I present here a memorandum on the ways of John Gray, which takes the form of a broadside against his writings. Although I set myself up as Gray's opponent, I do so with significant misgivings. I share what is perhaps most fundamental in this thought--an agonistic attitude, as he aptly puts it, about political philosophy and about liberalism in particular (Gray 1993a, chap. 6; 1995a, chap. 6; 1996, chap. 6). Also, I admire his wide learning, his daring, and his industriousness. Yet I feel that he has been intellectually irresponsible in ways that damage the cause of good policy reform. My aim is to expose and counteract certain regrettable themes and rhetorical tactics in his work. The ways of Gray that I will treat are as follows:

* Gray habitually sets up a straw man and then knocks it down. He often neglects to specify whom or what he is attacking.

* Gray often attributes an extreme brittleness to his opponent's ideas, insisting that as soon as any ambiguity or incompleteness is identified, the entire body of ideas shatters. Yet Gray does not hold his own ideas to the same extreme standard for definitiveness and completeness.

* In many cases when Gray does identify the opposition, he flagrantly misrepresents it. He presents citations and truncated quotations to signify ideas that are quite at variance with what the sources are really saying. (I will consider in particular his misrepresentation of Hayek.)

* Gray often casts the opposition in hyperbolic terms, turning his opponent into an apocalyptic bugaboo.

Two themes in Gray's writings to which I call special attention are Gray's hostile view of the United States and his elitism.

The Liberty Maxim and Its Limitations

Gray has always opposed the foundationalist and rationalist strains in classical liberal thought. Finding the same antipathy in Hayek's writings, he praised Hayek in 1984 as follows:

We find in Hayek a restatement of classical liberalism in which it is purified of errors--specifically, the errors of abstract individualism and uncritical rationalism--which inform the work of even the greatest of the classical liberals and which Hayek has been able to correct by absorbing some of the deepest insights of conservative philosophy. (1984, viii) As Gray began his turn away from classical liberalism, he began using charges of rationalism, foundationalism, and fundamentalism to flog classical liberalism. This maneuver, which he has employed regularly since 1989, depends on constructing a straw man and on attributing a false brittleness to the victim. Before considering examples, let us explore the significance and relevance of foundationalism and rationalism in libertarian and classical liberal thought.

The central idea of libertarianism is liberty--the maxim of private property and freedom of consent and contract. But the maxim has limitations of several kinds.
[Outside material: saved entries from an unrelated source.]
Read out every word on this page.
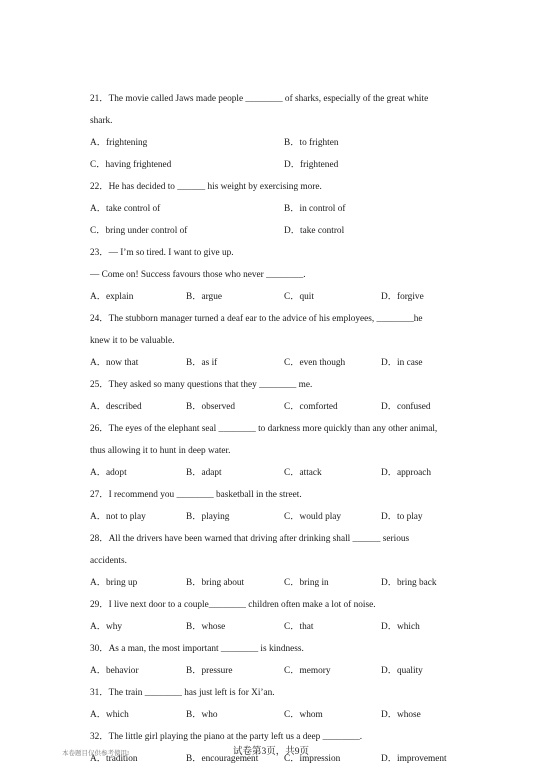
21．The movie called Jaws made people ________ of sharks, especially of the great white
shark.
A．frightening	B．to frighten
C．having frightened	D．frightened
22．He has decided to ______ his weight by exercising more.
A．take control of	B．in control of
C．bring under control of	D．take control
23．— I’m so tired. I want to give up.
— Come on! Success favours those who never ________.
A．explain	B．argue	C．quit	D．forgive
24．The stubborn manager turned a deaf ear to the advice of his employees, ________he
knew it to be valuable.
A．now that	B．as if	C．even though	D．in case
25．They asked so many questions that they ________ me.
A．described	B．observed	C．comforted	D．confused
26．The eyes of the elephant seal ________ to darkness more quickly than any other animal,
thus allowing it to hunt in deep water.
A．adopt	B．adapt	C．attack	D．approach
27．I recommend you ________ basketball in the street.
A．not to play	B．playing	C．would play	D．to play
28．All the drivers have been warned that driving after drinking shall ______ serious
accidents.
A．bring up	B．bring about	C．bring in	D．bring back
29．I live next door to a couple________ children often make a lot of noise.
A．why	B．whose	C．that	D．which
30．As a man, the most important ________ is kindness.
A．behavior	B．pressure	C．memory	D．quality
31．The train ________ has just left is for Xi’an.
A．which	B．who	C．whom	D．whose
32．The little girl playing the piano at the party left us a deep ________.
A．tradition	B．encouragement	C．impression	D．improvement
本卷题目仅供参考使用!	试卷第3页，共9页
First, it is sometimes ambiguous. The terms of consent and the rights inhering in property are sometimes unclear and indeterminate. Consider the following gray areas: the unsightliness of a neighbor's house; unpleasant noises; the basis of consent by the young, the senile, and the mentally retarded; issues relating to the unborn fetus; the tacit terms of ongoing relationships, including employment and marriage; the continuum that spans private voluntary agreement and coercive local government. The maxim also is ambiguous about whether the taxation to finance a minimal state ought to be deemed coercive and in violation of liberty. Ambiguities abound.

Second, the maxim is incomplete. It stipulates no rules to govern the use of government resources; it is silent on ten thousand issues of public administration. Given that the government imposes taxes and raises revenue, the maxim of liberty, by itself, does not say whether that revenue may be used for welfare benefits. Where we believe that government resources should be privatized, it fails to tell us how and how fast to privatize. It does not instruct us about meting out punishment and enforcing restitution. Incompleteness abounds.